Code Sample, a copy-pastable example if possible
d = pd.DataFrame()
try:
d.set_value(0, "c", [1,2,4])
except Exception:
print "Caught"
print d # c is now in d
Problem description
The above call set_value (correctly) fails and throw an exception. However, the dataframe has been modified. It has a new 'c' column of type float. Because the operation failed, it probably should have remained unchanged.
Expected Output
print d should print an empty dataframe.
Output of pd.show_versions()
Comment From: jreback
The well-defined and document indexers have these types of guarantees (e.g. .loc
), but these functions are being deprecated: https://github.com/pandas-dev/pandas/issues/15269
so unless someone puts forth a fix, this is won't fix.
Comment From: jreback
actually I spoke too soon about other operators. It depends if there are multiple operations or not. Though honestly you are pushing the boundaries here; these are not atomic operations. That said, if you'd like to push a fix would take it.

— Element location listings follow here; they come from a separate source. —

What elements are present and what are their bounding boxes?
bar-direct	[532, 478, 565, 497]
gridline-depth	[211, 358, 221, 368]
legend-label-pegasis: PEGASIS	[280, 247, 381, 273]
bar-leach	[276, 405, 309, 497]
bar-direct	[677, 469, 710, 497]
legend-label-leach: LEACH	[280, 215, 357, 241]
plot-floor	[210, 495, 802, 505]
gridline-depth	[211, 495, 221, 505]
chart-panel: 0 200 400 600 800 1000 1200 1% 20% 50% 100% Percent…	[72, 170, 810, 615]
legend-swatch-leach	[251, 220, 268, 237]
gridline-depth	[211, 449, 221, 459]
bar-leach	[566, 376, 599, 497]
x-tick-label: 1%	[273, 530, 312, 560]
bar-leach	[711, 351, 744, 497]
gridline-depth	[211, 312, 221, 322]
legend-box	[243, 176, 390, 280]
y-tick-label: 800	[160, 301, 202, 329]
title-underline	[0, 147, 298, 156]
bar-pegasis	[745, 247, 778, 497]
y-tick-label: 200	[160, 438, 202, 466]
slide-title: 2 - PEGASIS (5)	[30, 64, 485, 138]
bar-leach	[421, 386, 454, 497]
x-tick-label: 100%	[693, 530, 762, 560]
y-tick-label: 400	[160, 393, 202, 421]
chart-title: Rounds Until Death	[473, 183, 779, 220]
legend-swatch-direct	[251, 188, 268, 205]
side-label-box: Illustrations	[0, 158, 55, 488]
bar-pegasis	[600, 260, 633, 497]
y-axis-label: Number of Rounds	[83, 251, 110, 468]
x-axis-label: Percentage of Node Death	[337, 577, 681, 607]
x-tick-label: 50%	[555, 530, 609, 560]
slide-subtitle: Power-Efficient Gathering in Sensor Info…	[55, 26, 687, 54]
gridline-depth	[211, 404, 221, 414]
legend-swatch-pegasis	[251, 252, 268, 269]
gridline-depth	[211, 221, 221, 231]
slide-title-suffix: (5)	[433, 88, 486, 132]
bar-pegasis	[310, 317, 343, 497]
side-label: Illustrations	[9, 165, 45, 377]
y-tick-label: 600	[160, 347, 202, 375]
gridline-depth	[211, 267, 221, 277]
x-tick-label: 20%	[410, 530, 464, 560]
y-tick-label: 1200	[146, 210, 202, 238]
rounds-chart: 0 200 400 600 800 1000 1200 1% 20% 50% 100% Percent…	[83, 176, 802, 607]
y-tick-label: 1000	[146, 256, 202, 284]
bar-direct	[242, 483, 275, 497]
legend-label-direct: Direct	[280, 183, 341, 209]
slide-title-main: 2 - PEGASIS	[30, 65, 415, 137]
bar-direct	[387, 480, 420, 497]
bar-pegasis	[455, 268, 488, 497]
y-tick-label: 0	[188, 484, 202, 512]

In [19]: d = pd.DataFrame()
In [20]: d.at[4,1] = [1,2,3]
ValueError: setting an array element with a sequence.
In [21]: d
Out[21]:
1
4 NaN
this is fine.
In [22]: d = pd.DataFrame()
...:
In [23]: d.loc[4] = [1,2,3]
ValueError: cannot set a frame with no defined columns
In [24]: d
Out[24]:
Empty DataFrame
Columns: []
Index: []
Comment From: jorisvandenbossche
@jreback the same happens with loc if you specify both dims:
In [29]: d = pd.DataFrame()
In [30]: d.loc[4, 3] = [1,2,3]
...
ValueError: setting an array element with a sequence.
In [31]: d
Out[31]:
3
4 NaN
Comment From: jreback
of course this is a 2 stage operation in implementation
Comment From: allComputableThings
... hmmm, so the caller should guess at the implementation to infer the behavior? Generally, any code that throws an exception if better off its it idempotent. Could we leave this as an open bug (clearly it shouldn't modify the dataframe, and is therefore a bug, even if the fix is not obvious).
Comment From: jorisvandenbossche
Given that the behaviour is also present in non-deprecated functionality (.at
, .loc
), I agree we can reopen this.
It will still need someone diving into it to fix it.
Comment From: bt-
Is the result from this example related? I was surprised that this did not return an error when the left side of the last assignment does.
d = pd.DataFrame({'A': [1, 2, 3], 'B': [4, 5, 6]})
# Gives KeyError: "['C', 'D'] not in index"
# d.loc[:, ['A', 'B', 'C', 'D']]
# Gives no error and adds columns 'C' and 'D' with NaNs
d.loc[:, ['A', 'B', 'C', 'D']] = pd.DataFrame({'A': [7, 8, 9], 'B': [10, 11, 12]})
d